Lo que se deriva del acceso a las pautas de comportamiento y uso de aparatos, aplicaciones y navegación que es lo que recopilan normalmente los grandes dominantes como Google, Facebook, Amazon en sus respectivos negocios, es oro molido. Con ello “se adelantan” a nuestras propias decisiones de consumo e incluso nos dirigen hacia cierto tipo de productos, informaciones, opiniones y decisiones relacionadas con nuestros derechos políticos.
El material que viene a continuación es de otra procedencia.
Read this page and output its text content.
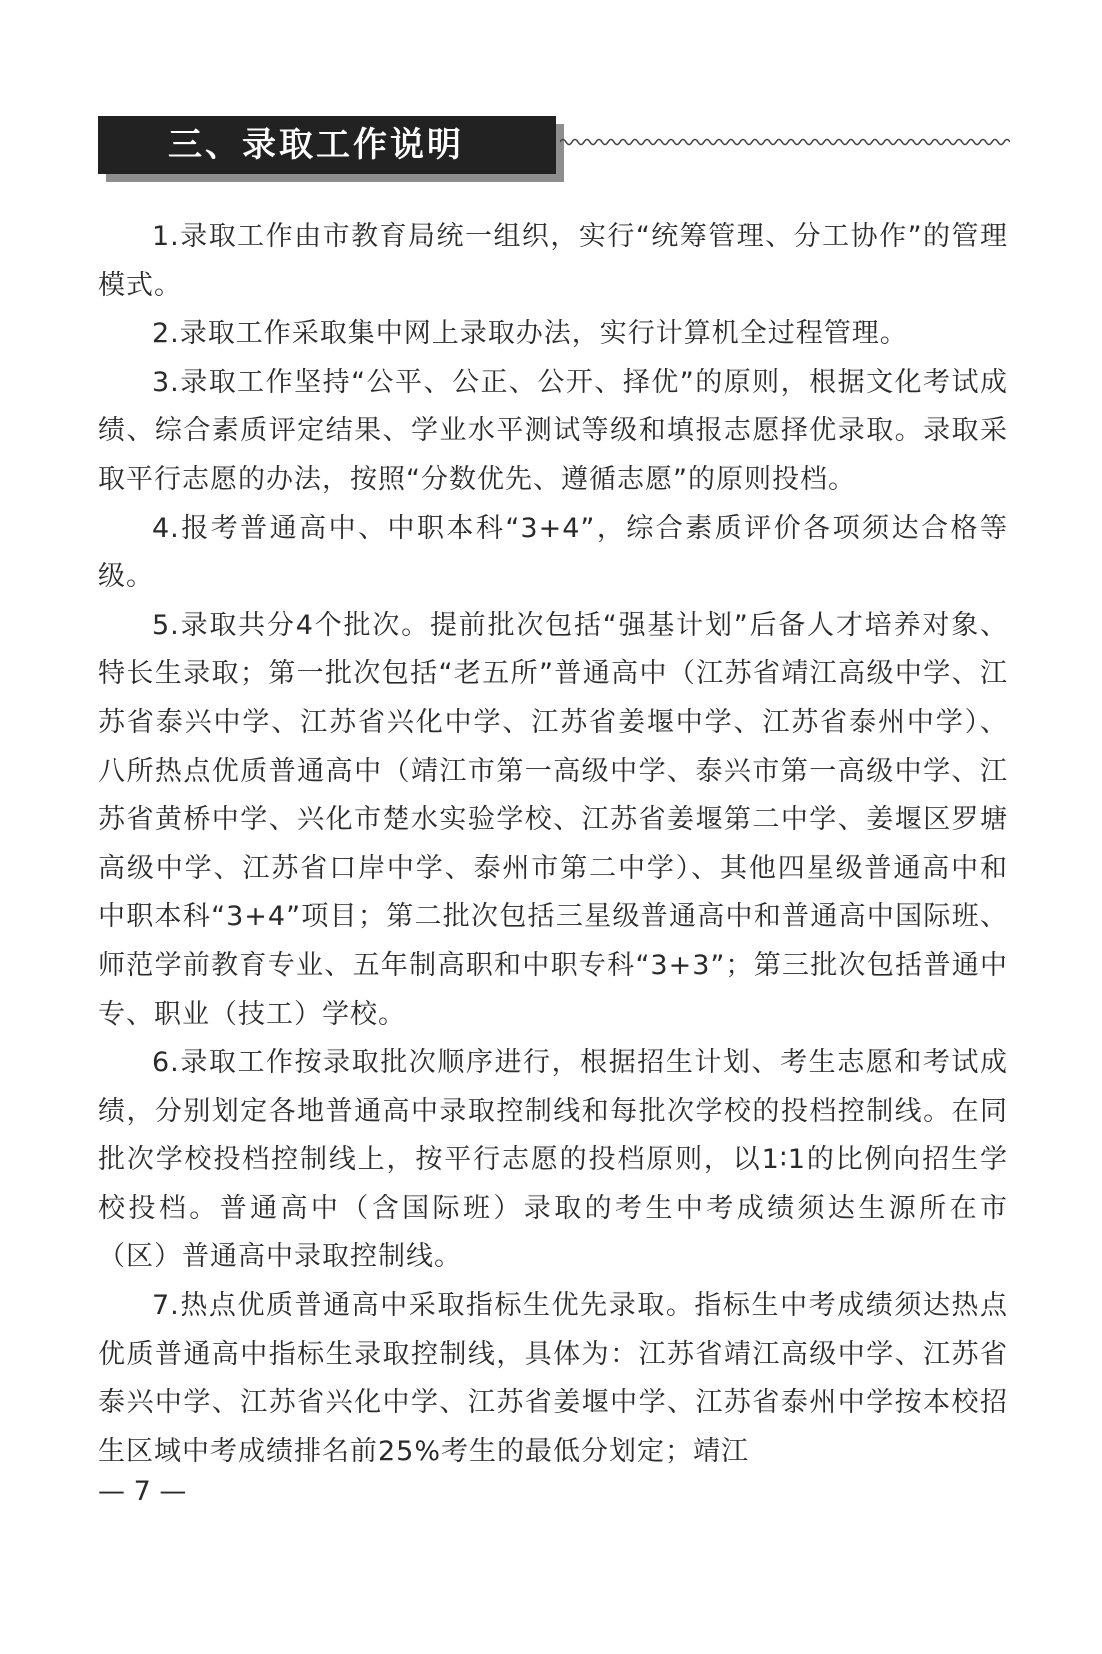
三、录取工作说明

1.录取工作由市教育局统一组织，实行“统筹管理、分工协作”的管理模式。

2.录取工作采取集中网上录取办法，实行计算机全过程管理。

3.录取工作坚持“公平、公正、公开、择优”的原则，根据文化考试成绩、综合素质评定结果、学业水平测试等级和填报志愿择优录取。录取采取平行志愿的办法，按照“分数优先、遵循志愿”的原则投档。

4.报考普通高中、中职本科“3+4”，综合素质评价各项须达合格等级。

5.录取共分4个批次。提前批次包括“强基计划”后备人才培养对象、特长生录取；第一批次包括“老五所”普通高中（江苏省靖江高级中学、江苏省泰兴中学、江苏省兴化中学、江苏省姜堰中学、江苏省泰州中学）、八所热点优质普通高中（靖江市第一高级中学、泰兴市第一高级中学、江苏省黄桥中学、兴化市楚水实验学校、江苏省姜堰第二中学、姜堰区罗塘高级中学、江苏省口岸中学、泰州市第二中学）、其他四星级普通高中和中职本科“3+4”项目；第二批次包括三星级普通高中和普通高中国际班、师范学前教育专业、五年制高职和中职专科“3+3”；第三批次包括普通中专、职业（技工）学校。

6.录取工作按录取批次顺序进行，根据招生计划、考生志愿和考试成绩，分别划定各地普通高中录取控制线和每批次学校的投档控制线。在同批次学校投档控制线上，按平行志愿的投档原则，以1∶1的比例向招生学校投档。普通高中（含国际班）录取的考生中考成绩须达生源所在市（区）普通高中录取控制线。

7.热点优质普通高中采取指标生优先录取。指标生中考成绩须达热点优质普通高中指标生录取控制线，具体为：江苏省靖江高级中学、江苏省泰兴中学、江苏省兴化中学、江苏省姜堰中学、江苏省泰州中学按本校招生区域中考成绩排名前25%考生的最低分划定；靖江

— 7 —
Y también sacan provecho de la venta de estos datos.

Basta revisar el pasado reciente: la elección de Estados Unidos en 2016 con la manipulación de información falsa y la creación de perfiles psicológicos de posibles votantes o la decisión del Brexit, donde las redes sociales jugaron un papel definitorio: con páginas apócrifas que parecían verdaderas y descalificaciones fabricadas para dirigir el voto. Hay una gran literatura seria que documentó, en su momento, ambos fenómenos.

El tema del acceso a datos cobró actualidad con el reciente aviso que WhatsApp hizo a sus más de 2,000 millones de usuarios en el mundo. La confusión reinó y WhatsApp acalló el más lógico temor de sus usuarios: que no verá sus conversaciones y que sus mensajes seguirán cifrados de extremo a extremo.

El “issue”, sin embargo, no radica únicamente ahí, sino en los datos relativos al “comportamiento” de los usuarios en esa red, aun cuando sólo se trate de hábitos de compra y consumo; y cómo y por quiénes más esta recopilación de datos es usada.

Organismos internacionales y los estados de la Unión Europea entienden muy bien el tema: han sido los más ocupados en poner límites o cuando menos acotar estas prácticas. Los reguladores europeos ya sancionaron a Google tres veces por “abusar de su posición de dominio para restringir el libre comercio a través de su servicio publicitario”. En total estas sanciones suman 8,225 millones de euros.

También han multado a Facebook (que tiene unos 2,500 millones de usuarios activos) por mentir cuando compró WhatsApp en 2014. En aquel entonces Facebook les aseguró a los reguladores “que no sería capaz de vincular de forma automática las cuentas de los usuarios de su popular red social y las cuentas de los clientes de WhatsApp”.

Ha impuesto también multas a Twitter por “no informar adecuadamente sobre fallos en la seguridad de datos de sus usuarios”.

Fuera del ámbito comercial aún hay otro tema: la censura privada de contenidos. Sin intervención del Estado estas empresas pueden acallar voces o, como se dice en la jerga centennial, “cancelar” de su ”foro público” a personas, instituciones, organismos, etc.

Esto es entendible porque la libertad de expresión no es un derecho absoluto: hay discursos no protegidos por este derecho como “la propaganda de guerra y la apología del odio que constituya incitación a la violencia, la incitación directa y publica al genocidio, y la pornografía infantil”.

En estos casos son admisibles filtros y bloqueos. Pero según la jurisprudencia de la Comisión Interamericana de Derechos Humanos deben hacerse por determinación de una autoridad judicial independiente. Como sabemos, sin embargo, a las redes les basta suspender las cuentas.